Французский детектив
Шрифт:
Поскольку он был уверен, что Жак никогда не полюбит мать, я посоветовал сосредоточить его внимание на каком-то другом образе — лучше всего было бы, если бы чья-то нежность заменила ему материнскую. Мсье Роделек часто говорил мне о Соланж и о ее письмах к Жаку. Он считал, что Соланж могла бы заменить ему мать и, может быть, впоследствии даже стать ему женой. Он напомнил мне, что в свое время я советовал ему не забивать голову Жака Евангелием, и добавил, что после долгих размышлений он решил в некотором смысле последовать моему совету — сделать из Жака человека в полном смысле этого слова. Чтобы достигнуть этой цели, он хотел рассчитывать на меня.
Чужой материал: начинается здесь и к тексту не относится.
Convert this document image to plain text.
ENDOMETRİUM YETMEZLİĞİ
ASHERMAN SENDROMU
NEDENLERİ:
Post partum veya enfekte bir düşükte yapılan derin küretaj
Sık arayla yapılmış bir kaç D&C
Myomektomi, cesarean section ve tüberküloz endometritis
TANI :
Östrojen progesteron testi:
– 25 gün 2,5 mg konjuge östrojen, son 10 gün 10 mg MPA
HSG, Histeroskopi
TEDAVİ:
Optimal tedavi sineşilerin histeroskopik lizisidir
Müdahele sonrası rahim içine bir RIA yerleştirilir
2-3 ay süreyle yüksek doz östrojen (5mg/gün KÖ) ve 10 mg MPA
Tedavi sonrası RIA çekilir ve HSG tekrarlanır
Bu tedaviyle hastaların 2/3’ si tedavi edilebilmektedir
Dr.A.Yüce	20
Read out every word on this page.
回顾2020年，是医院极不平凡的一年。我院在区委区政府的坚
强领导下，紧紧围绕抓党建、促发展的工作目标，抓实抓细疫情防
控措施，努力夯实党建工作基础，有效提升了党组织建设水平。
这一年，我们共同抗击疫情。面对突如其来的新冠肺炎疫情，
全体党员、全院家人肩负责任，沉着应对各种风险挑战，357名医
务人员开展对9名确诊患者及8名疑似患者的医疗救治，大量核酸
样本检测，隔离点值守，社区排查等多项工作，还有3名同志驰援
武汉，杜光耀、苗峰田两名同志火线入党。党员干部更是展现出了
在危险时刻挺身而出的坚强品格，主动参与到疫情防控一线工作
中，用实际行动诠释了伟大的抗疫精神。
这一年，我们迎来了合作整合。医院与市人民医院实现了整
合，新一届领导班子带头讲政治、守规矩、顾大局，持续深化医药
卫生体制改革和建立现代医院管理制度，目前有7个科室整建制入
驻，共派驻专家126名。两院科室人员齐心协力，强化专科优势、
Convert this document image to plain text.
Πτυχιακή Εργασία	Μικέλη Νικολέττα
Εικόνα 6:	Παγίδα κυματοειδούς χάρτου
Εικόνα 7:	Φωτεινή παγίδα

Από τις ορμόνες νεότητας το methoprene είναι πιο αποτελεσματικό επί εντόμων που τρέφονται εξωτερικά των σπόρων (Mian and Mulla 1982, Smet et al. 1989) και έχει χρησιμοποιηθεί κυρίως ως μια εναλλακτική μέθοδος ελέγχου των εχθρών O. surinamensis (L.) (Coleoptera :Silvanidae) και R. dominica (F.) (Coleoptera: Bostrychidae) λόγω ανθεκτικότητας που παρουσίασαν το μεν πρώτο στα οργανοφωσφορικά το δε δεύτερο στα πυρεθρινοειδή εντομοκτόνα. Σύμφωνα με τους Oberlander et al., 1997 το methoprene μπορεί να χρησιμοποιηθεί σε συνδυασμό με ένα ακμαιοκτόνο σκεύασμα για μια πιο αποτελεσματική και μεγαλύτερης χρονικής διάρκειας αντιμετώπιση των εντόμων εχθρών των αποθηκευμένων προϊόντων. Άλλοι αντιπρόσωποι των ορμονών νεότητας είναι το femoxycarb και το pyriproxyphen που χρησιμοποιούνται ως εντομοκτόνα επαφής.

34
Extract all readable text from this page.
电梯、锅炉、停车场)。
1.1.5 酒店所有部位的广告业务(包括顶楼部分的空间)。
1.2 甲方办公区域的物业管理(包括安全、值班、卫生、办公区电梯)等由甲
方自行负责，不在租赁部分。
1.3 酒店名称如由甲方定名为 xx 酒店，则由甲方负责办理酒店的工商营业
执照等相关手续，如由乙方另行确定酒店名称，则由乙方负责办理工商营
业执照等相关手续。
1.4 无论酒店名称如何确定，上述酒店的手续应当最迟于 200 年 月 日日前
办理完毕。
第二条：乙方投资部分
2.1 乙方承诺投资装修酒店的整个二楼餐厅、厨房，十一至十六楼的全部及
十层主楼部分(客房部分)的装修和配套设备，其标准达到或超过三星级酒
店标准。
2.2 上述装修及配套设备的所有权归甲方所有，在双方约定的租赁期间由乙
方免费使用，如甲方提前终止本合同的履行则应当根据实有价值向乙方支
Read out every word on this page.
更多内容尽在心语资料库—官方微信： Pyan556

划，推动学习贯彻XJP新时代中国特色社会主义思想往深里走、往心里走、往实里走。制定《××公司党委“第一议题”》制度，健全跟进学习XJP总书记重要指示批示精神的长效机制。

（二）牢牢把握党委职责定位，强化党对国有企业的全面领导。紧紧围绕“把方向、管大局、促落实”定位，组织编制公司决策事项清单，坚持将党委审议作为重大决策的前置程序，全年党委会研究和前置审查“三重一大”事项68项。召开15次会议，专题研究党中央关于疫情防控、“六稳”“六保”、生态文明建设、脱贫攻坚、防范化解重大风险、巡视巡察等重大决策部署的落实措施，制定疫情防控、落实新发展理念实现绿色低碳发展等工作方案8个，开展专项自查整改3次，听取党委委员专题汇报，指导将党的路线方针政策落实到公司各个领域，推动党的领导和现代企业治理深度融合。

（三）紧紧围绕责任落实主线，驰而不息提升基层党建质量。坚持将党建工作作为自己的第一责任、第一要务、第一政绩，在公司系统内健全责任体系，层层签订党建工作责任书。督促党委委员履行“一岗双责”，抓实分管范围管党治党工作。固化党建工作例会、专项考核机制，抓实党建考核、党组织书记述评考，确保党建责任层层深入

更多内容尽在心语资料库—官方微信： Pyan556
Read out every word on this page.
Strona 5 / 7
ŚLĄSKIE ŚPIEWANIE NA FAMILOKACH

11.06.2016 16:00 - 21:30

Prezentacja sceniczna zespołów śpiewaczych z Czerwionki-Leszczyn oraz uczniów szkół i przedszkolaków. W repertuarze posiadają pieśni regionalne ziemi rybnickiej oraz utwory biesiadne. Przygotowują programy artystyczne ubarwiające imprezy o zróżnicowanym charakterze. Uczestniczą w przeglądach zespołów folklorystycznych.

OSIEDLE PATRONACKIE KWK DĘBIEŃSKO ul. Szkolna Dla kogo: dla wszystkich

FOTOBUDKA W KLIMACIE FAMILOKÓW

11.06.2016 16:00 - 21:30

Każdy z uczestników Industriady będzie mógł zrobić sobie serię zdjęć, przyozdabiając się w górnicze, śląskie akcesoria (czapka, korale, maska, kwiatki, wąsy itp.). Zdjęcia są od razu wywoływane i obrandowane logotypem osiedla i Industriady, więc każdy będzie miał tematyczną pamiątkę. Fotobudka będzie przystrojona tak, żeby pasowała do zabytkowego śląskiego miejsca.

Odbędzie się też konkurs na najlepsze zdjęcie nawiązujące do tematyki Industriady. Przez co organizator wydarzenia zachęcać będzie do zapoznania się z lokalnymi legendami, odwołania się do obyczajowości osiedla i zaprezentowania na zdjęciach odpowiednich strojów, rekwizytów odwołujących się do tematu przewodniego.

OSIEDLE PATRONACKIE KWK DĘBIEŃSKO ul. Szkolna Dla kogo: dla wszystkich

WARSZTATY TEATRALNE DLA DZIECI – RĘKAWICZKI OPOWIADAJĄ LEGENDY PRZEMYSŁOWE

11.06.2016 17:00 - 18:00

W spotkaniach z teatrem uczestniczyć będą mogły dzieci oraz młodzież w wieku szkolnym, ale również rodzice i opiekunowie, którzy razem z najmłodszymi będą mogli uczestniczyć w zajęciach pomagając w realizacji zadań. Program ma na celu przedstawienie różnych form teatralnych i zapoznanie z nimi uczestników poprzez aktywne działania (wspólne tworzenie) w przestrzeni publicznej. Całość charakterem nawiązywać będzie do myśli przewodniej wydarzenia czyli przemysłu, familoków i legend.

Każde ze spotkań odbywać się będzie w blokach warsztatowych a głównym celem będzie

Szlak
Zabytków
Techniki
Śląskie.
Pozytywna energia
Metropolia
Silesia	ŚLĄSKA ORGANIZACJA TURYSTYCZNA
Я был счастлив, что этот святой человек принял решение в согласии с законами природы, и обещал ему помочь чем смогу. В свою очередь я стал с большим любопытством приглядываться к этому мальчику, которым
Меня долго смущала мысль о том, что Соланж, единственно возможная подруга для Жака, может стать предметом для эксперимента — роль для нее чудовищная. Не будет ли это связано для нее — молодой, целомудренной — с тяжкими, унизительными страданиями? Залечится ли потом эта рана? Не возникнет ли чувство отвращения при физическом контакте с неполноценным человеком и не перерастет ли оно затем в ненависть? Достаточно ли велика будет нежность, чтобы это чувство уравновесить?
Что делать? Единственное решение — каким бы шокирующим оно ни могло казаться — дать Жаку возможность узнать сначала других женщин. Но тут тоже было препятствие. Не говоря уже о христианской морали, это могло быть просто опасно. Дать Жаку познать вкус к женщине без чувства того, что эта женщина — единственная, необходимая подруга. Не лучше ли было бы привить ему прочное убеждение, что только одна Соланж могла бы физически его удовлетворить? Этому способствовало и то обстоятельство, что Соланж была единственной женщиной, готовой заниматься им с преданностью и нежностью. Постоянное присутствие Соланж было бы для Жака счастьем — вот что было важно. И кроме того, Ивон Роделек мог поступить только в соответствии с христианской моралью.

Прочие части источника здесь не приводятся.